Bloom - Ela não tem opção. Shakespeare, por exemplo, é num nível notável uma tremenda transvalorização, uma poderosa distorção de uma figura menor, que é Christopher Marlowe. O vilão das tragédias de Sakespeare - Iago, Edmund, Macbeth - não existiria sem Barrabás ou Tamburlaine, de Marlowe. O que Sakespeare fez foi explodir, ampliar tudo isso. É como se Marlowe fosse um peixinho engolido por uma baleia. É a a lei da vida, da literatura e do intelecto. É como o Pierre Menard de Borges. O problema é saber se você é vítima dessa relação ou se sabe o que está fazendo, para poder fazer alguma coisa.
Folha - Lacan foi a vítima de uma leitura distorcida de Freud?
Bloom - No final das contas, é bastante sério o que ele fez. Freud acredita realmente que havia uma coisa que ele chamou de psique. Acreditava que essa entidade, embora metafórica, tinha o status de matéria e que a linguagem era seu instrumento. Inverter essa relação, como Lacan faz, é criar um tipo de enunciado que simplesmente não pode se conciliar com o de Freud. Parece fantástico chamar isso de uma interpretação de Freud. Às vezes, parece mais uma interpretação de Mallarmé. É extraordinário a que ponto de complexa dificuldade chega o pensamento moderno francês, porque é uma transvalorização do pensamento moderno alemão. Há uma grande complicação nisso, porque a linguagem de Nietzsche, de Hegel, de Freud, de Heidegger é muito diferente. Você não pode fazer em francês certas coisas que faz em alemão. Não me parece que eles tenham levado em conta se era realmente possível domesticar o pensamento alemão em francês sem chegarem a resultados muito peculiares. Há ainda por cima o absurdo que acontece não apenas nos EUA, mas na Argentina, no Chile e no Brasil. Você luta com essas teorias em terceira mão, via os franceses. É um fenômeno muito curioso.
Folha - O que o sr. acha do que acontece hoje na universidade americana com os estudos literários determinados por sexo ou raça?

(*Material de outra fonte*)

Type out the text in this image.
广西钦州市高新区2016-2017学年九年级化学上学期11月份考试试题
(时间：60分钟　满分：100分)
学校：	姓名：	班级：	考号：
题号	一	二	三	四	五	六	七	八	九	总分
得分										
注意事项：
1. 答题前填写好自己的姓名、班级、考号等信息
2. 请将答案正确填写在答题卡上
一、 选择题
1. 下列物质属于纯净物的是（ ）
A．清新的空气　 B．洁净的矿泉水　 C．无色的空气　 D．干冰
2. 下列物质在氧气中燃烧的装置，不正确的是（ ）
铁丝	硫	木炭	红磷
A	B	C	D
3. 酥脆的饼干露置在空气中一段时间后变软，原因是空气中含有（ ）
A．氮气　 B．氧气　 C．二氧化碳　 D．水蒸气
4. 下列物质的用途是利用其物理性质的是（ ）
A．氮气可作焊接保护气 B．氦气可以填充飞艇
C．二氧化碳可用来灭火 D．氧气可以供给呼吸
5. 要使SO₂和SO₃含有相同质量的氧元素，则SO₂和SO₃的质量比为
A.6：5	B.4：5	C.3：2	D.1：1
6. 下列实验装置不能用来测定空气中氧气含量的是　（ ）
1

Bloom - É detestável, falacioso e absurdo. No limite do obsceno. O que está sendo transformado em documento histórico pela chamada crítica literária feminista, que obviamente não é crítica nem literária mas pura política acadêmica, é uma extravagância. Nenhuma mulher que já não estivesse lá foi acrescentada à lista de grandes escritores americanos. Tentam alçar escritoras de quinta categoria a um lugar de destaque mas isso cai por terra no momento em que você tenta lê-las. As mulheres que importam na literatura de língua inglesa continuam sendo as mesmas: George Eliot, Jane Austen, Emily Dickinson, as irmãs Bronte, Virginia Woolf e outras que precedem esse tipo de avaliação. Tentar impor escritoras como Alice Walker é um absurdo. Tente ler o último livro dela. Causa embaraço.

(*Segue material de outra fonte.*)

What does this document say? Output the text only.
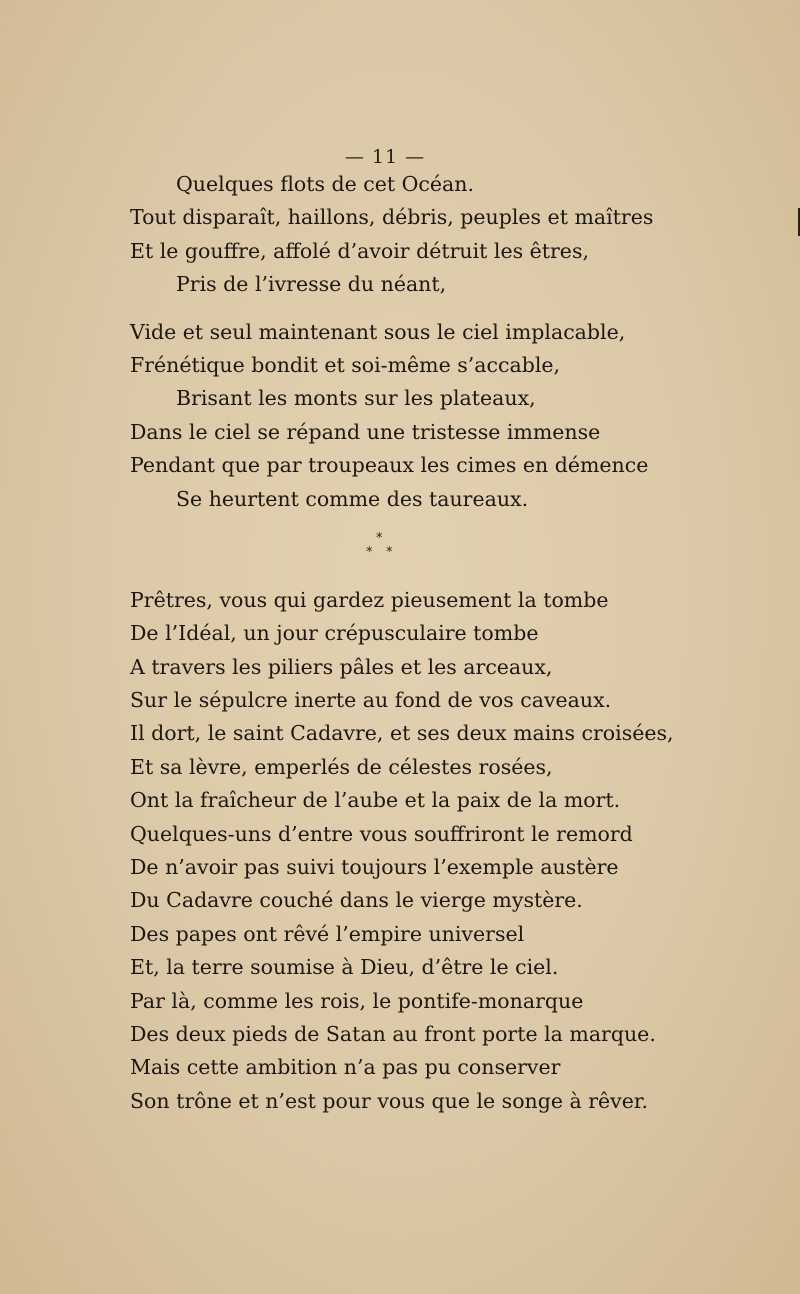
— 11 —
Quelques flots de cet Océan.
Tout disparaît, haillons, débris, peuples et maîtres
Et le gouffre, affolé d’avoir détruit les êtres,
Pris de l’ivresse du néant,
Vide et seul maintenant sous le ciel implacable,
Frénétique bondit et soi-même s’accable,
Brisant les monts sur les plateaux,
Dans le ciel se répand une tristesse immense
Pendant que par troupeaux les cimes en démence
Se heurtent comme des taureaux.
*
* *
Prêtres, vous qui gardez pieusement la tombe
De l’Idéal, un jour crépusculaire tombe
A travers les piliers pâles et les arceaux,
Sur le sépulcre inerte au fond de vos caveaux.
Il dort, le saint Cadavre, et ses deux mains croisées,
Et sa lèvre, emperlés de célestes rosées,
Ont la fraîcheur de l’aube et la paix de la mort.
Quelques-uns d’entre vous souffriront le remord
De n’avoir pas suivi toujours l’exemple austère
Du Cadavre couché dans le vierge mystère.
Des papes ont rêvé l’empire universel
Et, la terre soumise à Dieu, d’être le ciel.
Par là, comme les rois, le pontife-monarque
Des deux pieds de Satan au front porte la marque.
Mais cette ambition n’a pas pu conserver
Son trône et n’est pour vous que le songe à rêver.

Folha - O sr. ataca o estruturalismo e o formalismo como sendo reducionistas, mas assume que a sua teoria também é reducionista.
Bloom - Há diferentes formas de reducionismo. Se você sabe que todo discurso crítico é uma distorção, você pode chegar a permiti-la e perceber que se trata de um procedimento cômico em série. Acho que desde "A Angústia da Influência" até "The Book og J" tenho escrito livros muito engraçados. São deliberadamente livros de humor. São piadas. Algumas são piores, outras melhores. O humor tem que ser a resposta. Há terrível dilema na discussão da literatura. Em parte é o dilema da história. Estamos muito atrasados. Se Fernando Pessoa já estivesse traduzido para o inglês em 1967 não tenho certeza se teria escrito "A Angústia da Influência", porque tudo o que eu tinha a dizer ele já tinha tratado com enorme gênio e humor. O fato de inventar heterônimos que são totalmente diferentes e irredutíveis já resolve o problema com o precursor, que se torna uma figura muito enfraquecida. É realmente muito engraçado.